Catholic bishops in the country, under the aegis of the Catholic Bishops Conference of Nigeria, visited President Goodluck Jonathan on Thursday with a clear message: all is not well with the country.
The bishops told the President that those they looked after as spiritual leaders were being abducted or displaced by members of the Boko Haram sect, therefore turning the congregation into refugees in their own land.
The group’s president, Bishop Ignatius Kaigama, told State House correspondents, after a closed-door meeting with Jonathan in Abuja, that that was their message to the President.
He said, “We feel that things are not right. Territorially, our land is being taken away; the people we look after are displaced, their homes, their villages and towns are captured and they are internally displaced, being refugees in their own land.
“We thought this is not right. We have families that are just stranded. We thought that the President should know. As Catholics, we have laid a good structure for relief and taking care of such situation, we want the government to collaborate with us.”

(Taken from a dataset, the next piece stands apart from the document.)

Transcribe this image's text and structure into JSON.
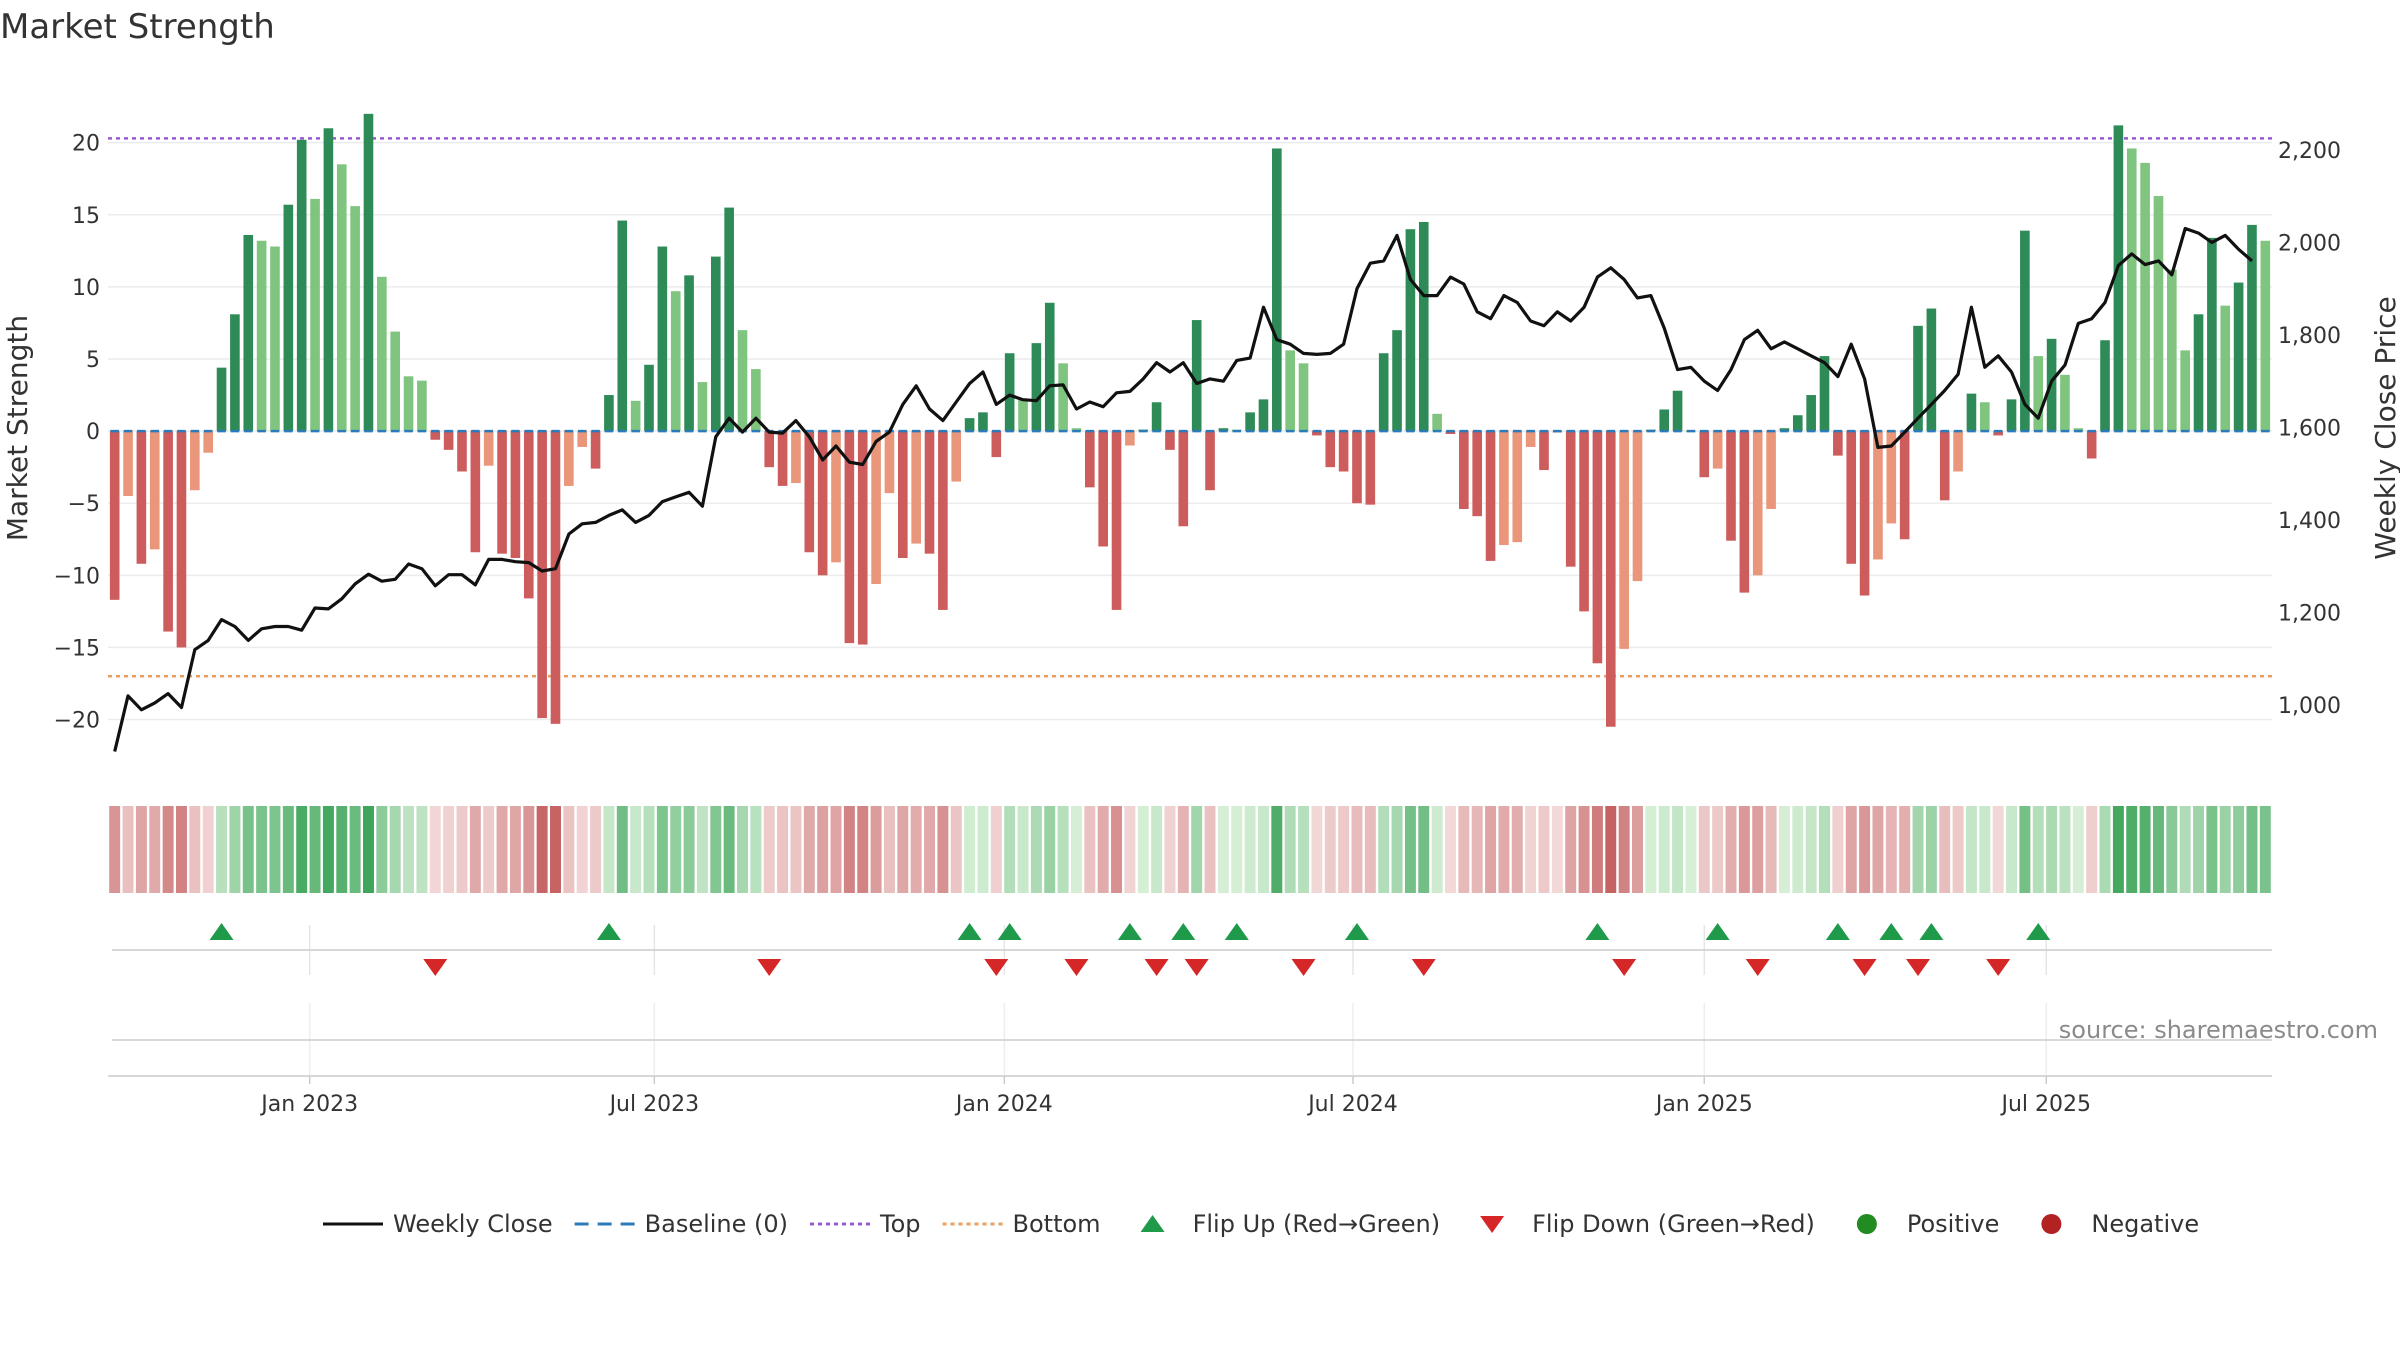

Kaigama added that the meeting with the President was based on the bishops’ concerns about the situation of security in the nation as well as political developments.
He said the meeting with the President was aimed at reminding him of what he was already aware of.
“We just wanted to remind him of things he already knows, there was nothing we said that was new, we just wanted to lay emphasis and we wanted him to know we are concerned.
“The President is already doing his bit; he has assured us that he is on top of the situation.
“They are reviewing strategies and all that and by the grace of God this terrorism that we are witnessing will soon be a thing of the past. This is the assurance we are coming away with,” he stressed.
Kaigama said they told Jonathan to involve them in the process of registering displaced people based on their knowledge.
He said, “So, we are telling government that we are aware of the wonderful effort they do, the relief they give through NEMA and other agencies, the effectiveness of the distribution is our concern.
“We are here with long years of experience, as a Catholic church we don’t discriminate, in fact 90 per cent of the people we give relief to are not Christians or even Catholics, so we should be brought on board.